De kracht van mensen en eigen verantwoordelijkheid zet men hiermee centraal. Deze ontwikkeling is zeer toe te juichen, indien de sociale omgeving (familie etc.) hierbij betrokken wordt. Indien dit niet het geval is, is het een ordinaire bezuinigingsmaatregel, die zowel positief als negatief kan uitpakken. Wanneer er werkelijk goede hulp nodig is, kan men zich in de kou voelen staan door dit uitgangspunt. Goed ouderschap gaat erom dat een ouder zichzelf overbodig maakt. Dat geldt in principe ook voor Jeugdzorg. Jeugdzorg behoort verantwoordelijkheid niet over te nemen maar te ondersteunen. Hierdoor zullen er minder uithuisplaatsingen zijn en is er een flinke bezuiniging mogelijk die aan beide kanten goed kan uitwerken.

Vrijwillige hulpverleningHet blijft echter de vraag waarom er niet meer aandacht is voor het feit dat mensen zich via de huisarts kunnen laten doorverwijzen naar ‘vrijwillige’ gecertificeerde hulpverlening. Ook zou het beter kunnen zijn dat Jeugdhulp bij gezondheidscentra in kwam (vb. proef  Enschede). Er is dan een gezond contact mogelijk tussen jeugdmaatschappelijk werkers en goed opgeleide huisartsen. Het CJG zou enkel op een school mogen rondlopen indien een huisarts hiervoor toestemming geeft. Hiermee gaat men het ‘Big Brother gevaar’ tegen.

Huisartsen zien over het algemeen veel in hun praktijk en kunnen zowel hulp inroepen als kritisch begeleider zijn van Jeugdhulp/zorg.
Een andere positieve ontwikkeling: er moet niet langer over ouders/kinderen maar met hen worden gesproken (pg 9). Hierin uit het Kabinet kritiek op het huidige systeem. Men wil in het vervolg betrokkenheid van cliënten.  Hoe is men van plan dit vorm te gaan geven? Gaat men nu ‘luisteren’ naar ouders én kinderen zoals dat voorheen blijkbaar niet of in mindere mate gebeurde. Deze opmerking van het kabinet is een opsteker voor de critici...   

Pg 29: Er is een nieuwe landelijke overlegstructuur ingericht met o.a. vertegenwoordigers van ouders en kinderen. Het verdient aanbeveling om onafhankelijke stichtingen als KOG, maar ook geluiden van bezorgde moeders en dwaze vaders en andere kritische ouderorganisaties, ‘te horen’ en aanwezig te laten zijn.
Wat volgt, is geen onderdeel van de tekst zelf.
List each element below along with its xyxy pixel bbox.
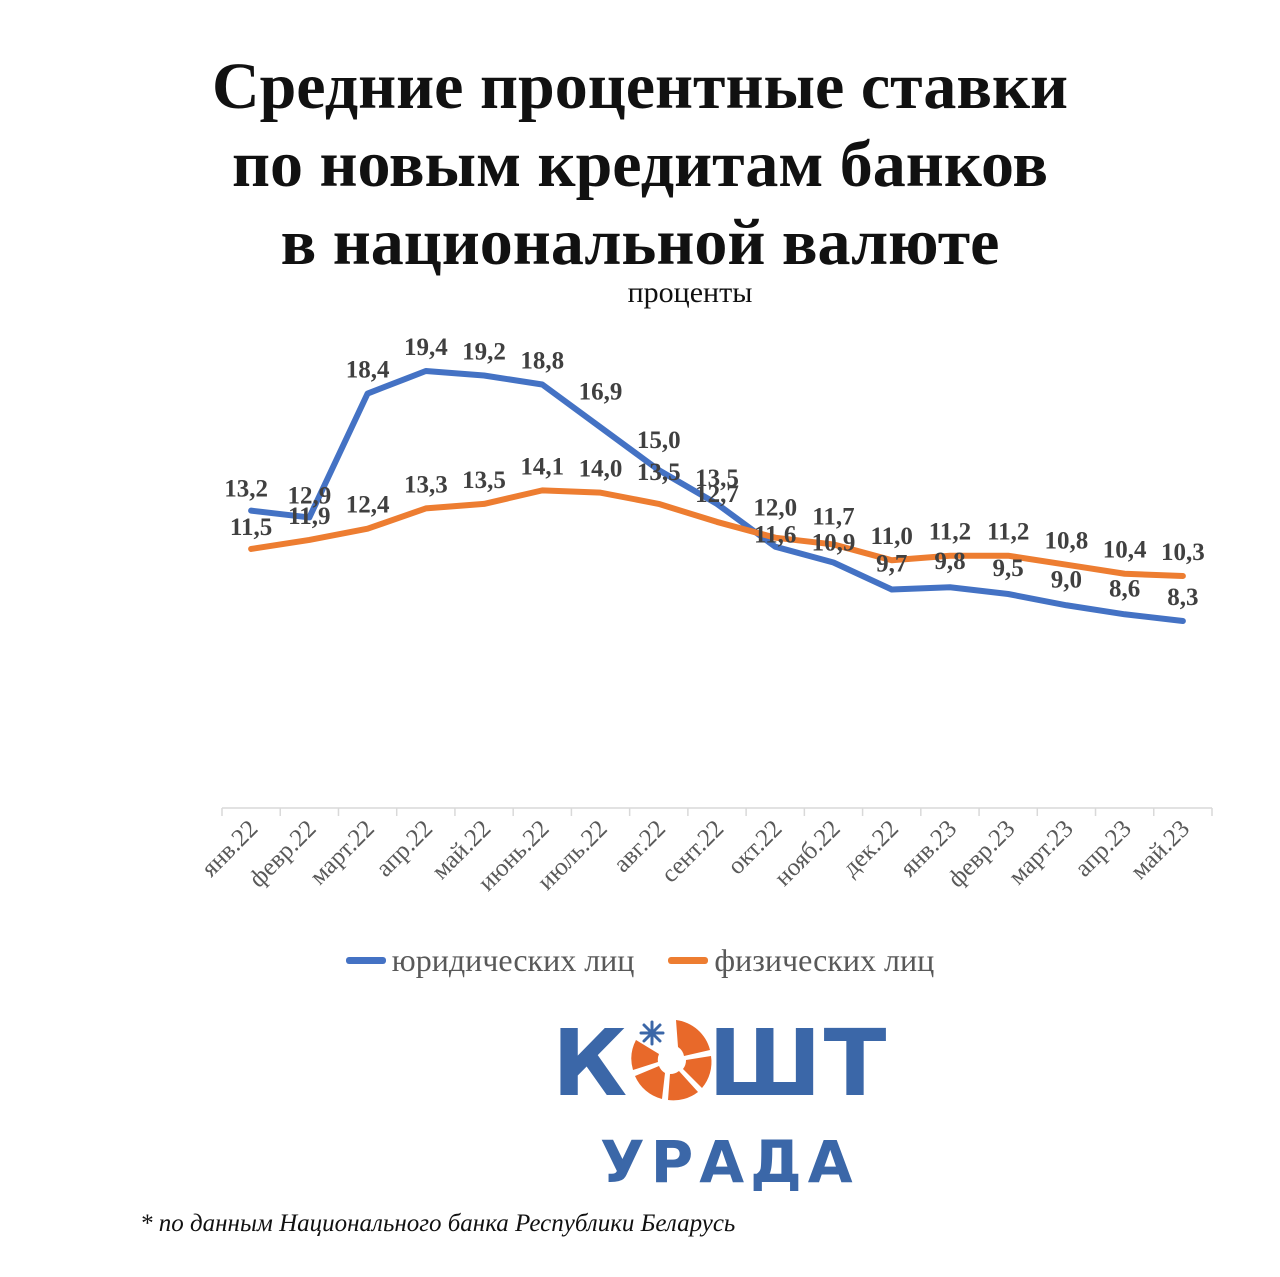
x-tick-label: нояб.22 [769, 815, 845, 891]
data-label-legal: 12,9 [287, 482, 331, 509]
data-label-legal: 8,3 [1167, 584, 1198, 611]
data-label-individual: 13,5 [462, 467, 506, 494]
data-label-individual: 11,2 [929, 519, 971, 546]
title-line-2: по новым кредитам банков [232, 128, 1048, 201]
data-label-legal: 11,6 [754, 522, 796, 549]
data-label-individual: 10,4 [1103, 537, 1147, 564]
data-label-legal: 13,5 [695, 465, 739, 492]
data-label-legal: 18,4 [346, 357, 390, 384]
x-tick-label: март.22 [305, 815, 380, 890]
data-label-legal: 9,5 [993, 555, 1024, 582]
data-label-individual: 11,2 [987, 519, 1029, 546]
title-line-3: в национальной валюте [280, 206, 1000, 279]
logo-letter-k: К [552, 1010, 630, 1117]
legend-item-individual: физических лиц [668, 942, 934, 979]
data-label-legal: 9,7 [876, 551, 907, 578]
chart-title: Средние процентные ставки по новым креди… [0, 48, 1280, 282]
x-tick-label: дек.22 [837, 815, 904, 882]
data-label-individual: 12,7 [695, 481, 739, 508]
legend-label-individual: физических лиц [714, 941, 935, 978]
data-label-legal: 18,8 [520, 348, 564, 375]
data-label-individual: 11,5 [230, 514, 272, 541]
line-chart: янв.22февр.22март.22апр.22май.22июнь.22и… [196, 334, 1213, 897]
logo: К ШТ УРАДА [548, 1010, 886, 1200]
data-label-legal: 9,8 [934, 548, 965, 575]
data-label-legal: 19,2 [462, 339, 506, 366]
chart-subtitle: проценты [627, 276, 753, 309]
source-footnote: * по данным Национального банка Республи… [140, 1210, 736, 1237]
data-label-legal: 15,0 [637, 427, 681, 454]
data-label-individual: 11,7 [812, 503, 854, 530]
data-label-individual: 12,0 [753, 495, 797, 522]
legend-swatch-individual [668, 956, 709, 964]
logo-orange-wheel-icon [631, 1020, 712, 1101]
x-tick-label: май.23 [1126, 815, 1196, 885]
data-label-individual: 14,1 [520, 453, 564, 480]
legend-swatch-legal [345, 956, 386, 964]
data-label-individual: 13,5 [637, 459, 681, 486]
data-label-individual: 11,9 [288, 503, 330, 530]
logo-word-urada: УРАДА [600, 1128, 859, 1196]
title-line-1: Средние процентные ставки [211, 50, 1069, 123]
data-label-individual: 14,0 [579, 456, 623, 483]
data-label-individual: 10,8 [1045, 528, 1089, 555]
x-tick-label: сент.22 [656, 815, 729, 888]
data-label-individual: 12,4 [346, 492, 390, 519]
x-tick-label: апр.23 [1070, 815, 1137, 882]
logo-top-row: К ШТ [548, 1010, 886, 1117]
data-label-legal: 8,6 [1109, 575, 1140, 602]
x-tick-label: март.23 [1004, 815, 1079, 890]
data-label-individual: 11,0 [871, 523, 913, 550]
chart-legend: юридических лиц физических лиц [0, 938, 1280, 982]
legend-item-legal: юридических лиц [345, 941, 635, 979]
data-label-legal: 16,9 [579, 378, 623, 405]
data-label-legal: 19,4 [404, 334, 448, 361]
data-label-individual: 13,3 [404, 471, 448, 498]
series-line-legal [248, 368, 1186, 625]
x-tick-label: апр.22 [371, 815, 438, 882]
data-label-legal: 10,9 [812, 529, 856, 556]
series-line-individual [248, 487, 1186, 579]
data-label-legal: 13,2 [224, 476, 268, 503]
legend-label-legal: юридических лиц [391, 941, 635, 978]
logo-letters-sht: ШТ [708, 1010, 889, 1117]
data-label-individual: 10,3 [1161, 539, 1205, 566]
data-label-legal: 9,0 [1051, 566, 1082, 593]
Allen zeggen in feite hetzelfde: Jeugdzorg doet zijn werk niet (altijd even-) goed, met alle gevolgen van dien. Er zou geïnventariseerd kunnen worden waar de problemen/knelpunten liggen, wat de kansen en de risico’s zijn, wat de gevolgen zijn van ingrijpen in gezinnen door Jeugdzorg etc. Welke beleidsveranderingen zijn er nodig in de visie van critici? Renovatie Jeugdzorg betekent reeds nu betrokkenheid  (pg 9, betrokkenheid van ouder, kinderen is cruciaal) te uiten door in gesprek te gaan met verschillende ouders/kinderen, en niet enkel  cliëntenraden. Indien men stelt dat de verantwoordelijkheid voor een positief opvoed- en opgroei klimaat belangrijk is (pg 6) behoort er ook ruimte te zijn om misstanden aan de kaak te stellen, zodat deze niet worden weggeredeneerd of weggestopt in het gedwongen kader. Publicatie is vrijwel onmogelijk vanwege ‘het belang van het kind’ (privacy bescherming kind) en omdat de raadsonderzoeker geen weerwoord kan geven in het openbaar. Er blijkt sprake van enige censuur op dit gebied in Nederland.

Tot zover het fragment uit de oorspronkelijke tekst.